Wie „gottlos und tirannisch“ das schwedische Kriegsvolk mit den Hausleuten gehandelt, „nit wie Menschen sonder wie wüdende Teuffelen oder Teuffelskinder,“ das kann nicht beschrieben werden, heißt es in der Rolandswerter Chronik (Annalen des Historischen Vereins Bd. 19, S. 178) wo entsetzliche Einzelheiten angeführt sind. Es genüge an den bekannten „Schwedentrank" zu erinnern. So heißt es auch in hiesiger Gegend im alten Kirchenbuch von Sinzenich: „Anno 1642, da das betrüblich und ellendiche Verderben der Hessischen und Weimarischen ihngefallen, ist Arnold Schenk, Kirchmeister eines greuhlichen Tods verfahren.“ Desgleichen war auf einem alten Grabstein in Weingarten ehedem zu lesen : „N. N. von den Hessen grausam zu Tode gebracht.“ Was liegt nun näher als in dieser eingangs genannten Eckbastion eines von einer hohen Mauer umwallten Gutshofes eine dörfliche Schutzwehr gegen die wilde Soldateska zu erblicken, deren Anwesenheit durch die gleichzeitige Schwedenmünze bezeugt wird? Wie ja auch die Dorfbewohner jener Tage sich im Römerkanal verbarrikadierten, was wiederum ganz ähnlich durch eine in demselben gefundene Silbermünze des Landesherrn, Herzog Philipp Wilhelm von Jülich, aus der Zeit der Raubkriege Ludwig XIV. belegt wird.
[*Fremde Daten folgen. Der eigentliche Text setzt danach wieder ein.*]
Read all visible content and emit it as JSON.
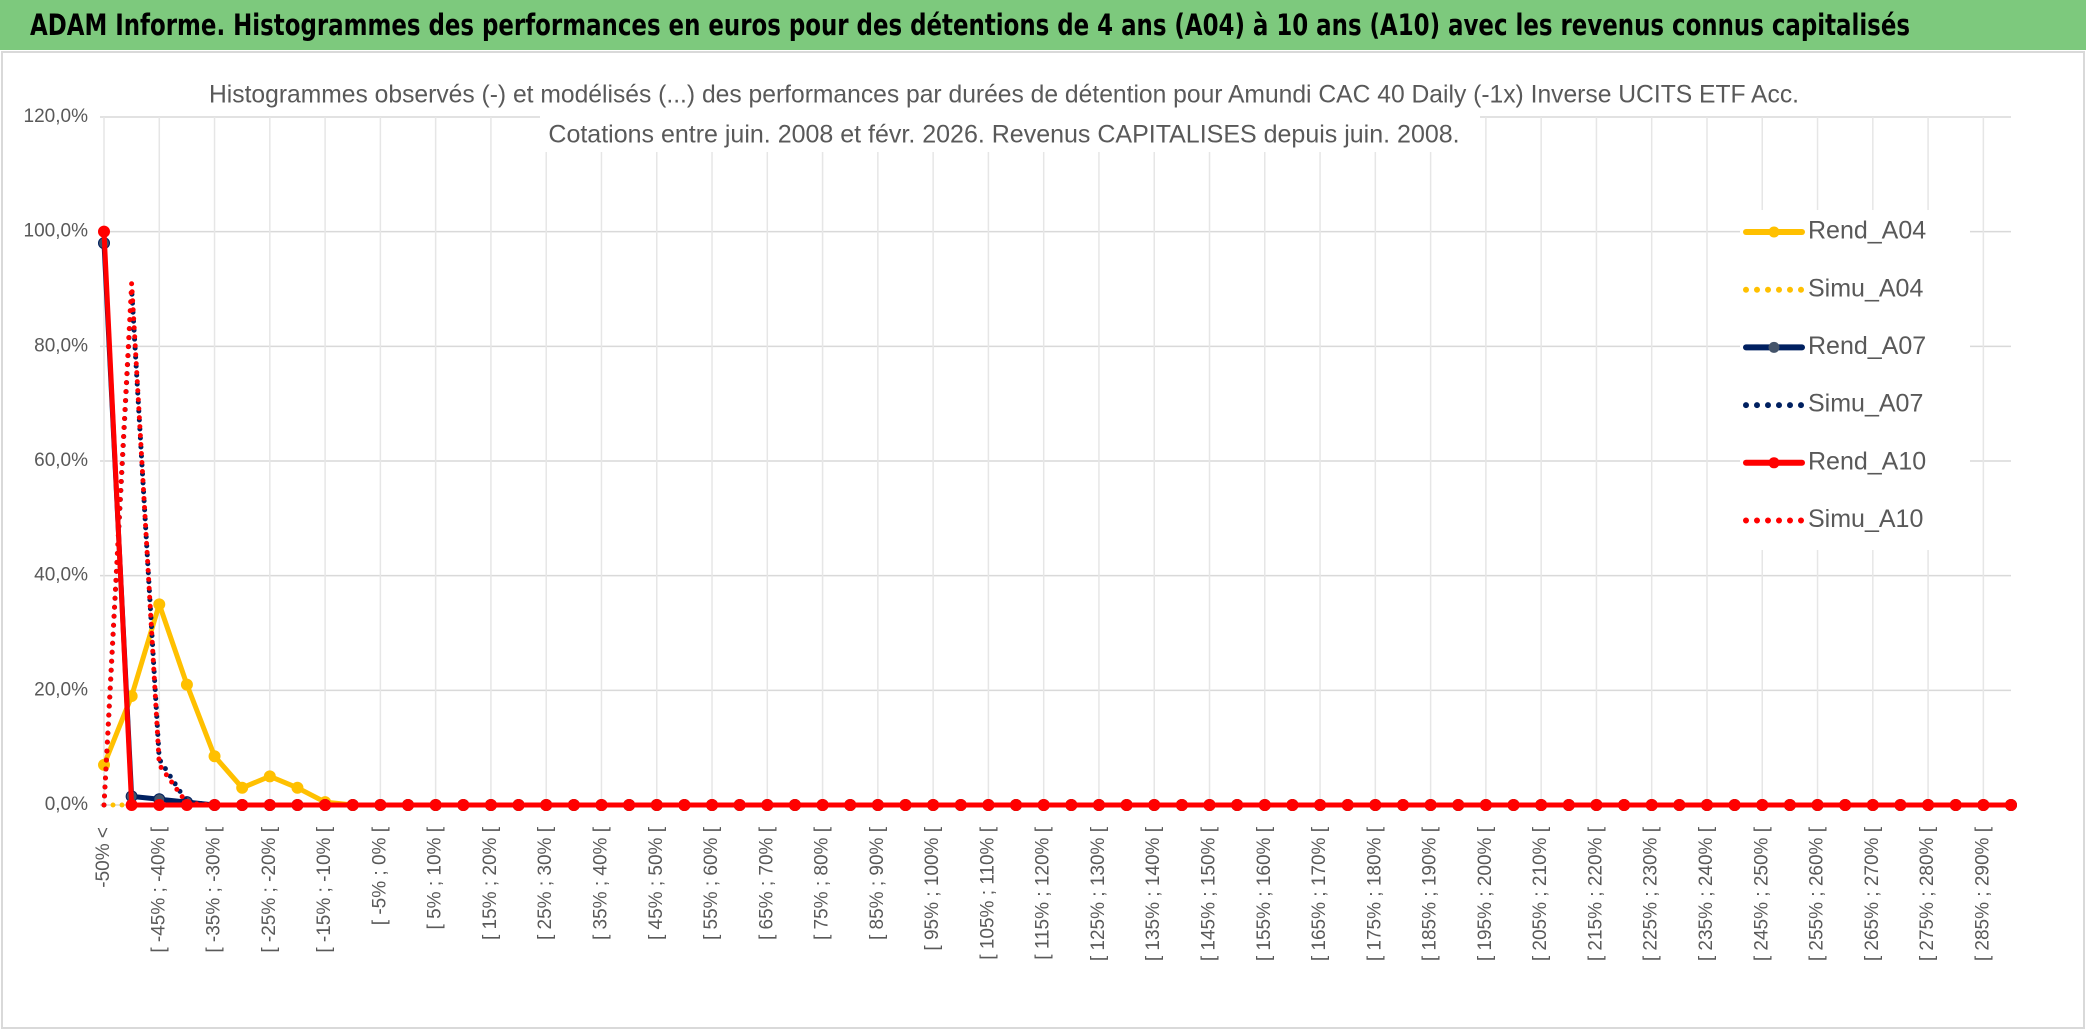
{
  "header": {
    "title": "ADAM Informe. Histogrammes des performances en euros pour des détentions de 4 ans (A04) à 10 ans (A10) avec les revenus connus capitalisés"
  },
  "chart_data": {
    "type": "line",
    "title": "Histogrammes observés (-) et modélisés (...) des performances par durées de détention pour Amundi CAC 40 Daily (-1x) Inverse UCITS ETF Acc.",
    "subtitle": "Cotations entre juin. 2008 et févr. 2026. Revenus CAPITALISES depuis juin. 2008.",
    "categories": [
      "-50% <",
      null,
      "[ -45% ; -40% [",
      null,
      "[ -35% ; -30% [",
      null,
      "[ -25% ; -20% [",
      null,
      "[ -15% ; -10% [",
      null,
      "[ -5% ; 0% [",
      null,
      "[ 5% ; 10% [",
      null,
      "[ 15% ; 20% [",
      null,
      "[ 25% ; 30% [",
      null,
      "[ 35% ; 40% [",
      null,
      "[ 45% ; 50% [",
      null,
      "[ 55% ; 60% [",
      null,
      "[ 65% ; 70% [",
      null,
      "[ 75% ; 80% [",
      null,
      "[ 85% ; 90% [",
      null,
      "[ 95% ; 100% [",
      null,
      "[ 105% ; 110% [",
      null,
      "[ 115% ; 120% [",
      null,
      "[ 125% ; 130% [",
      null,
      "[ 135% ; 140% [",
      null,
      "[ 145% ; 150% [",
      null,
      "[ 155% ; 160% [",
      null,
      "[ 165% ; 170% [",
      null,
      "[ 175% ; 180% [",
      null,
      "[ 185% ; 190% [",
      null,
      "[ 195% ; 200% [",
      null,
      "[ 205% ; 210% [",
      null,
      "[ 215% ; 220% [",
      null,
      "[ 225% ; 230% [",
      null,
      "[ 235% ; 240% [",
      null,
      "[ 245% ; 250% [",
      null,
      "[ 255% ; 260% [",
      null,
      "[ 265% ; 270% [",
      null,
      "[ 275% ; 280% [",
      null,
      "[ 285% ; 290% [",
      null
    ],
    "series": [
      {
        "name": "Rend_A04",
        "color": "#FFC000",
        "style": "solid",
        "values": [
          7,
          19,
          35,
          21,
          8.5,
          3,
          5,
          3,
          0.5,
          0,
          0,
          0,
          0,
          0,
          0,
          0,
          0,
          0,
          0,
          0,
          0,
          0,
          0,
          0,
          0,
          0,
          0,
          0,
          0,
          0,
          0,
          0,
          0,
          0,
          0,
          0,
          0,
          0,
          0,
          0,
          0,
          0,
          0,
          0,
          0,
          0,
          0,
          0,
          0,
          0,
          0,
          0,
          0,
          0,
          0,
          0,
          0,
          0,
          0,
          0,
          0,
          0,
          0,
          0,
          0,
          0,
          0,
          0,
          0,
          0
        ]
      },
      {
        "name": "Simu_A04",
        "color": "#FFC000",
        "style": "dotted",
        "values": [
          0,
          0,
          0,
          0,
          0,
          0,
          0,
          0,
          0,
          0,
          0,
          0,
          0,
          0,
          0,
          0,
          0,
          0,
          0,
          0,
          0,
          0,
          0,
          0,
          0,
          0,
          0,
          0,
          0,
          0,
          0,
          0,
          0,
          0,
          0,
          0,
          0,
          0,
          0,
          0,
          0,
          0,
          0,
          0,
          0,
          0,
          0,
          0,
          0,
          0,
          0,
          0,
          0,
          0,
          0,
          0,
          0,
          0,
          0,
          0,
          0,
          0,
          0,
          0,
          0,
          0,
          0,
          0,
          0,
          0
        ]
      },
      {
        "name": "Rend_A07",
        "color": "#002060",
        "style": "solid",
        "values": [
          98,
          1.5,
          1,
          0.5,
          0,
          0,
          0,
          0,
          0,
          0,
          0,
          0,
          0,
          0,
          0,
          0,
          0,
          0,
          0,
          0,
          0,
          0,
          0,
          0,
          0,
          0,
          0,
          0,
          0,
          0,
          0,
          0,
          0,
          0,
          0,
          0,
          0,
          0,
          0,
          0,
          0,
          0,
          0,
          0,
          0,
          0,
          0,
          0,
          0,
          0,
          0,
          0,
          0,
          0,
          0,
          0,
          0,
          0,
          0,
          0,
          0,
          0,
          0,
          0,
          0,
          0,
          0,
          0,
          0,
          0
        ]
      },
      {
        "name": "Simu_A07",
        "color": "#002060",
        "style": "dotted",
        "values": [
          0,
          90,
          8,
          0.5,
          0,
          0,
          0,
          0,
          0,
          0,
          0,
          0,
          0,
          0,
          0,
          0,
          0,
          0,
          0,
          0,
          0,
          0,
          0,
          0,
          0,
          0,
          0,
          0,
          0,
          0,
          0,
          0,
          0,
          0,
          0,
          0,
          0,
          0,
          0,
          0,
          0,
          0,
          0,
          0,
          0,
          0,
          0,
          0,
          0,
          0,
          0,
          0,
          0,
          0,
          0,
          0,
          0,
          0,
          0,
          0,
          0,
          0,
          0,
          0,
          0,
          0,
          0,
          0,
          0,
          0
        ]
      },
      {
        "name": "Rend_A10",
        "color": "#FF0000",
        "style": "solid",
        "values": [
          100,
          0,
          0,
          0,
          0,
          0,
          0,
          0,
          0,
          0,
          0,
          0,
          0,
          0,
          0,
          0,
          0,
          0,
          0,
          0,
          0,
          0,
          0,
          0,
          0,
          0,
          0,
          0,
          0,
          0,
          0,
          0,
          0,
          0,
          0,
          0,
          0,
          0,
          0,
          0,
          0,
          0,
          0,
          0,
          0,
          0,
          0,
          0,
          0,
          0,
          0,
          0,
          0,
          0,
          0,
          0,
          0,
          0,
          0,
          0,
          0,
          0,
          0,
          0,
          0,
          0,
          0,
          0,
          0,
          0
        ]
      },
      {
        "name": "Simu_A10",
        "color": "#FF0000",
        "style": "dotted",
        "values": [
          0,
          91,
          7,
          0.3,
          0,
          0,
          0,
          0,
          0,
          0,
          0,
          0,
          0,
          0,
          0,
          0,
          0,
          0,
          0,
          0,
          0,
          0,
          0,
          0,
          0,
          0,
          0,
          0,
          0,
          0,
          0,
          0,
          0,
          0,
          0,
          0,
          0,
          0,
          0,
          0,
          0,
          0,
          0,
          0,
          0,
          0,
          0,
          0,
          0,
          0,
          0,
          0,
          0,
          0,
          0,
          0,
          0,
          0,
          0,
          0,
          0,
          0,
          0,
          0,
          0,
          0,
          0,
          0,
          0,
          0
        ]
      }
    ],
    "ylim": [
      0,
      120
    ],
    "yticks": [
      {
        "value": 0,
        "label": "0,0%"
      },
      {
        "value": 20,
        "label": "20,0%"
      },
      {
        "value": 40,
        "label": "40,0%"
      },
      {
        "value": 60,
        "label": "60,0%"
      },
      {
        "value": 80,
        "label": "80,0%"
      },
      {
        "value": 100,
        "label": "100,0%"
      },
      {
        "value": 120,
        "label": "120,0%"
      }
    ],
    "grid": true,
    "legend": "right"
  }
}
Und endlich ist in diesem Zusammenhang auch der Kirchturm auf der Höhe des Ortes nicht zu vergessen, der in seinem massiven Aufbau über einem festen, nur von innen mit einer Leiter zu ersteigenden Gewölbe, mit seinen spärlichen schmalen Lichtöffnungen ein starkes Bollwerk und gute Zuflucht bot, aber auch noch die Narben überstandener Angriffe zeigt, indem er zweimal erneuert werden mußte.

So wird es verständlich, mit welcher Freude Weingarten den langersehnten Friedensschluß zu Münster am 24. Oktober 1648, der dem 30jährigen Krieg ein Ende machte, begrüßt hat. Auch davon ist uns ein Denkmal erhalten geblieben. Die größte und schönste der drei alten Glocken der Pfarrkirche, die Friedensglocke, trägt die Jahreszahl 1649. Gleich im ersten Friedensjahre war es also, daß die wohl im Kriege zu Schaden gekommene mittlere Glocke umgegossen und als größte und schönste wiedererstand, ein Denkmal unverzagten Gottvertrauens, ein Mahnmal auch für unsere Zeit. (Pfarrer Reinartz)


Die Schießscharten an der Schwedenschanze


Die Münze mit dem schwedischen Königswappen und dem Namen Gustav Adolf


Das Balkenstück mit der Jahreszahl 1638

Bilder Dr. P.





Euskirchener Volksblatt, Nr. 122, 27.5.1950.